Officials say the "spill" was a planned event as they work toward solving an ongoing environmental dilemma at the plant.
The plant has been in and out of compliance with the EPD over raised ammonia levels, but the cause of it has baffled officials.
At first, the cause was thought to be the "100-year storm" or 13 and a half inches of rain, that occurred in September of 2007.When the raised levels continued well after the storm, it was blamed on excess buildup of waste in the plant’s lagoon. When the raised levels continued after removing the waste, Richmond Hill underwent a study to find out what the root cause really is.
That study was recently completed and points to the buildup of decayed matter, such as dead plants within the connected wetlands. Last week, city employees drained a portion of the wetlands and went in with heavy equipment to clear it out.
This process directly caused the plant’s weekly effluent into Elbow Swamp to increase by just over 50 percent more than it usually does.

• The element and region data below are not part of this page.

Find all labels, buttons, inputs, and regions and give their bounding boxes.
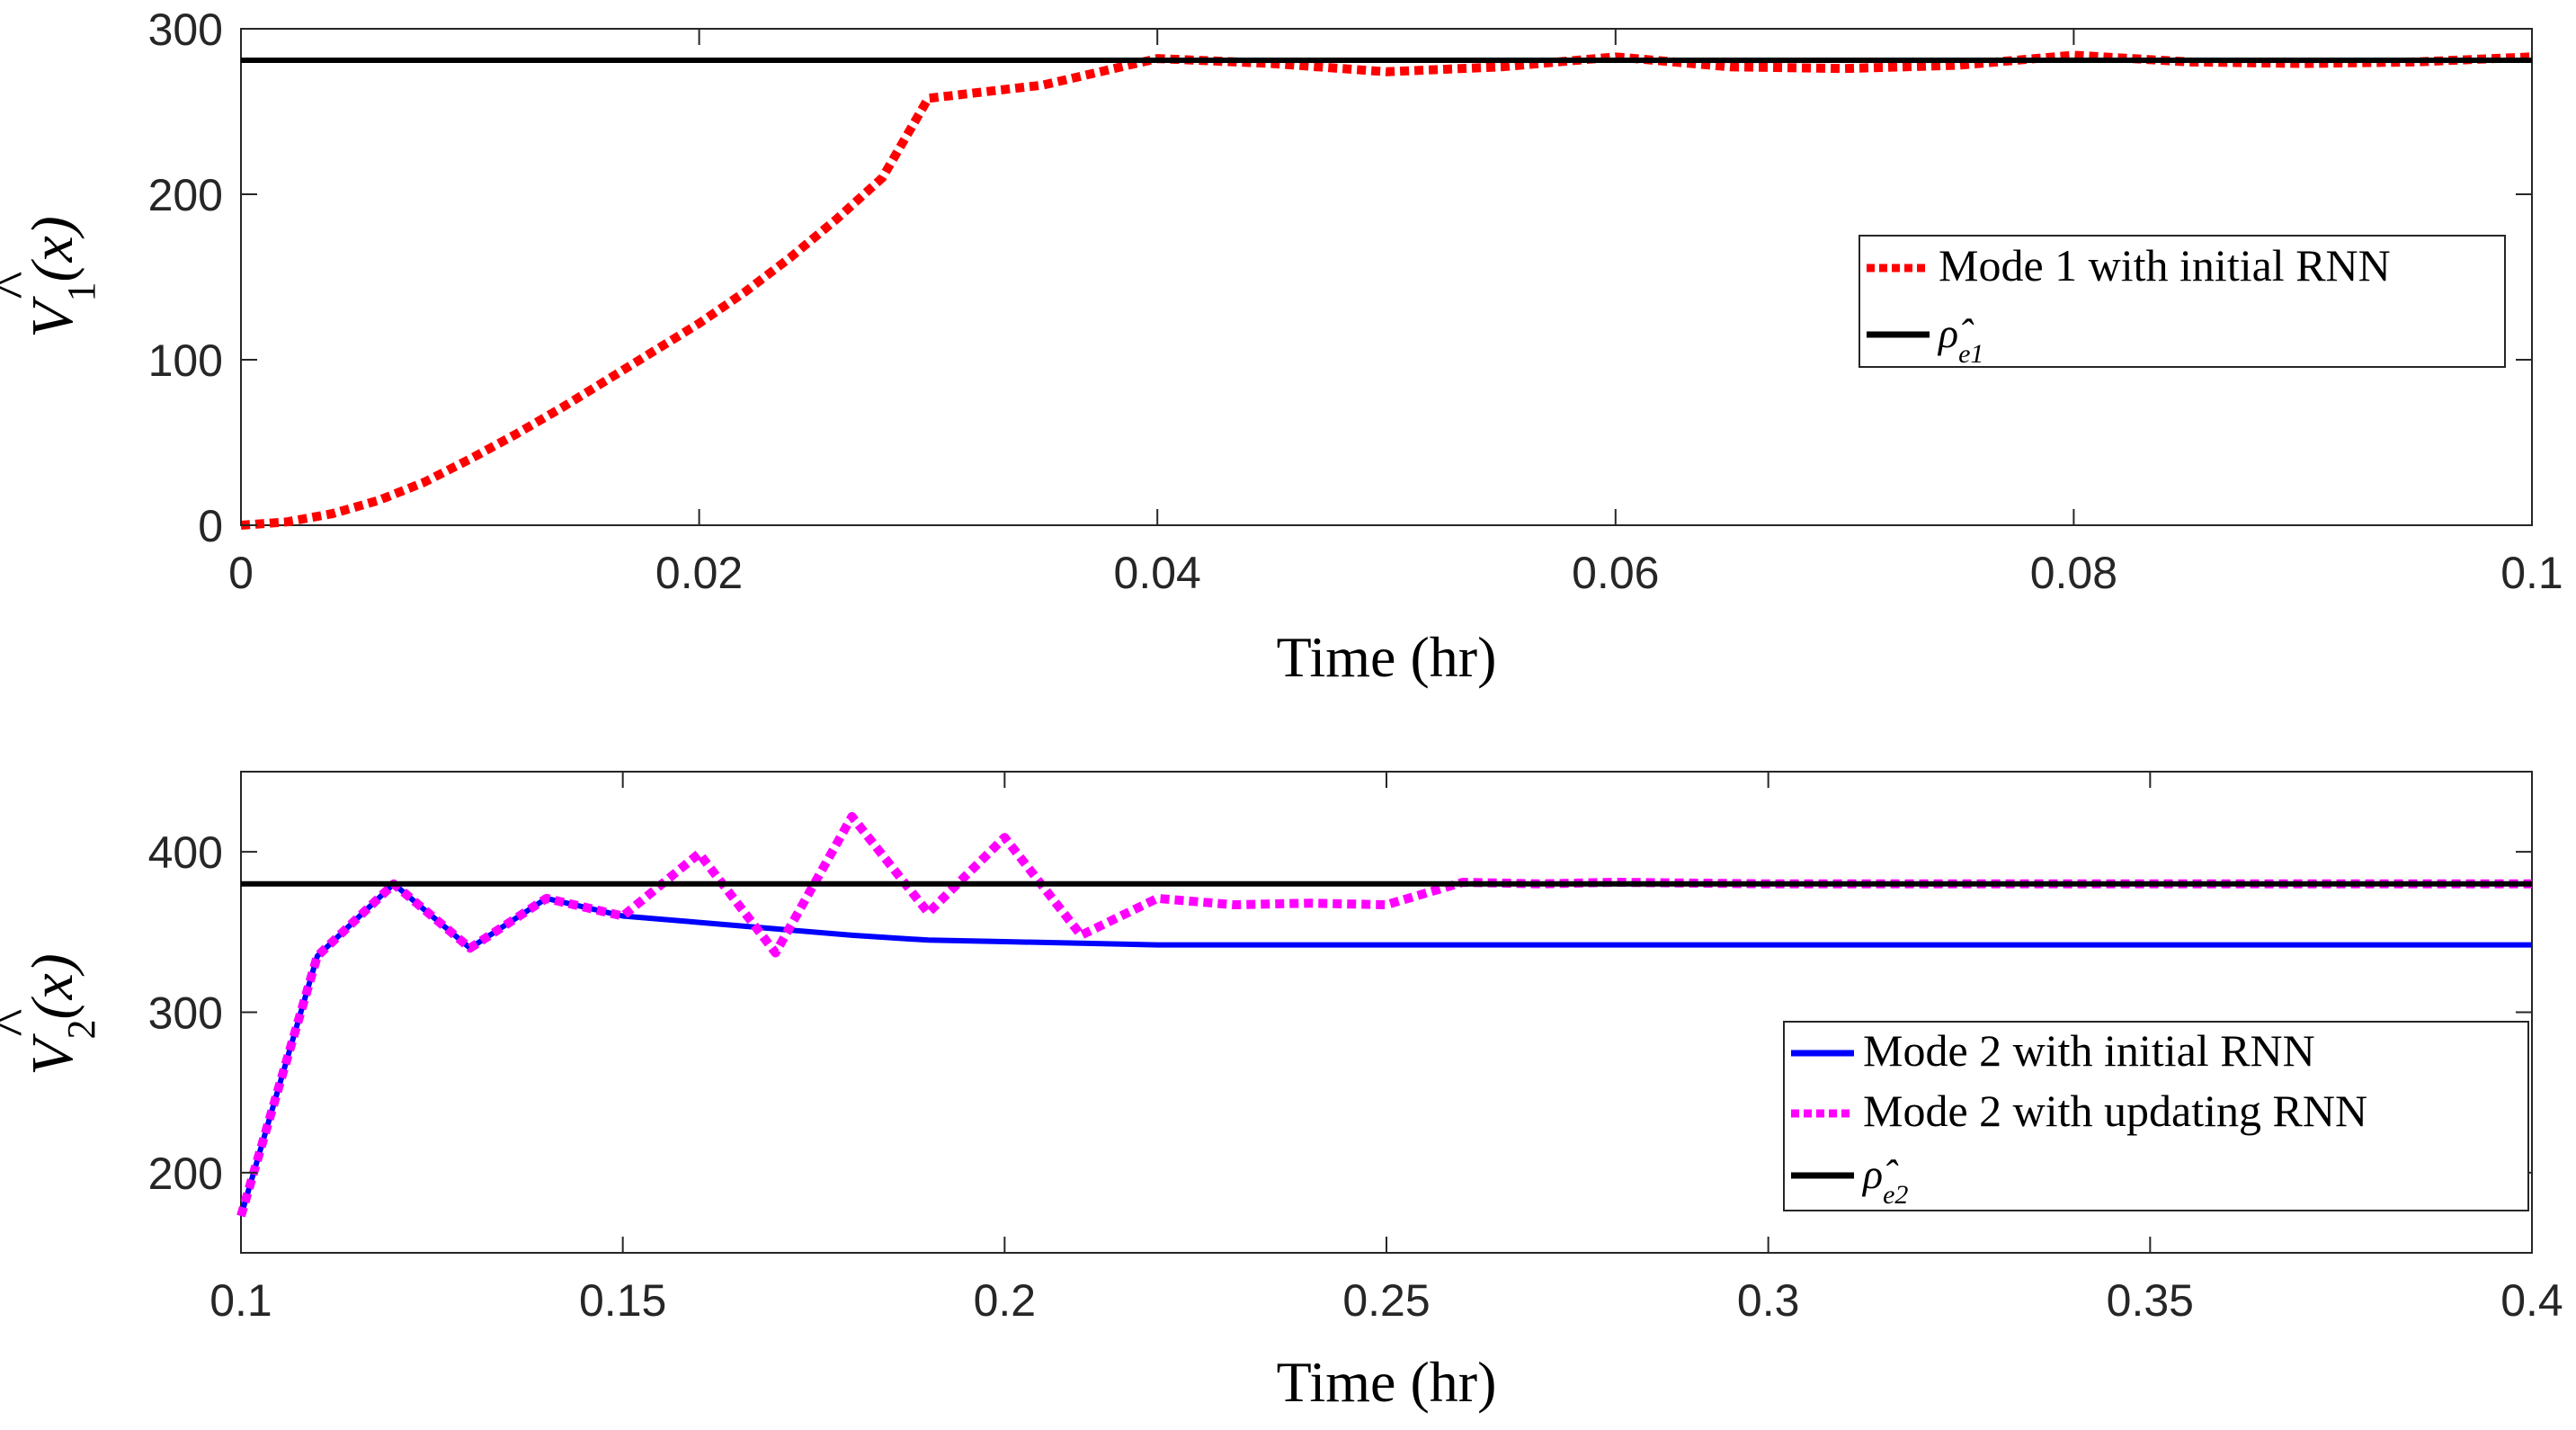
y-axis-label: V1(x) ^ <box>0 216 103 338</box>
legend-label-mode2-initial: Mode 2 with initial RNN <box>1863 1025 2315 1076</box>
top-panel: 0 0.02 0.04 0.06 0.08 0.1 0 100 200 300 Time (hr… <box>0 4 2563 689</box>
y-axis-label: V2(x) ^ <box>0 953 103 1076</box>
y-tick-label: 200 <box>148 1148 223 1199</box>
legend: Mode 2 with initial RNN Mode 2 with upda… <box>1783 1021 2529 1211</box>
x-axis-label: Time (hr) <box>1277 1350 1497 1414</box>
x-tick-label: 0.08 <box>2030 548 2117 598</box>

By doing so, Richmond Hill is required by law to report the additional output as a "spillage."
"We don’t like to see levels that high, but we understand exactly what they’re doing," Scott Southwick with the Georgia EPD said.
Southwick complimented city officials for taking action by taking the proper steps in figuring out why their ammonia levels have been so high. He said the expert the city hired to investigate the dilemma is an esteemed wetlands expert, and city officials "seem to be taking every necessary step to solve this problem."
Southwick said the plant met permit levels in March and April, but exceeded ammonia levels in May and most likely will for June.
In lieu of a fine and violation for exceeding ammonia levels, the city reached a negotiated settlement of $35,000. Southwick said the city faces being fined between $1,000 to $2,000 a month if they do not get back into compliance, but he is optimistic that the city’s current plan of action will be successful.
City public works supervisor David Buchanan said clearing out the wetlands will not only get the city back into compliance, but it should also "revitalize the wetlands so the city can get another 10-12 years out of it."
Buchanan noted that last year's waste removal needed to be done anyway. That project entailed 700 tons of waste removed that had built up over 11 years and came with a price tag just over $200,000.
Buchanan said the plant is on track to receive a full upgrade within the next couple of years, which will double the size of the facility as well as the capacity. This is being done to meet projected population growth. Currently the plant’s capacity is 1.5 million gallons of day of discharge. The upgrade is projected to support 3 million gallons.
The city received a "Trendsetter Award" from Georgia Trend Magazine in 2007 for innovation in creating an all-natural wastewater treatment facility. The facility, which doubles as a wildlife sanctuary, is on a 500-acre tract near Sterling Creek.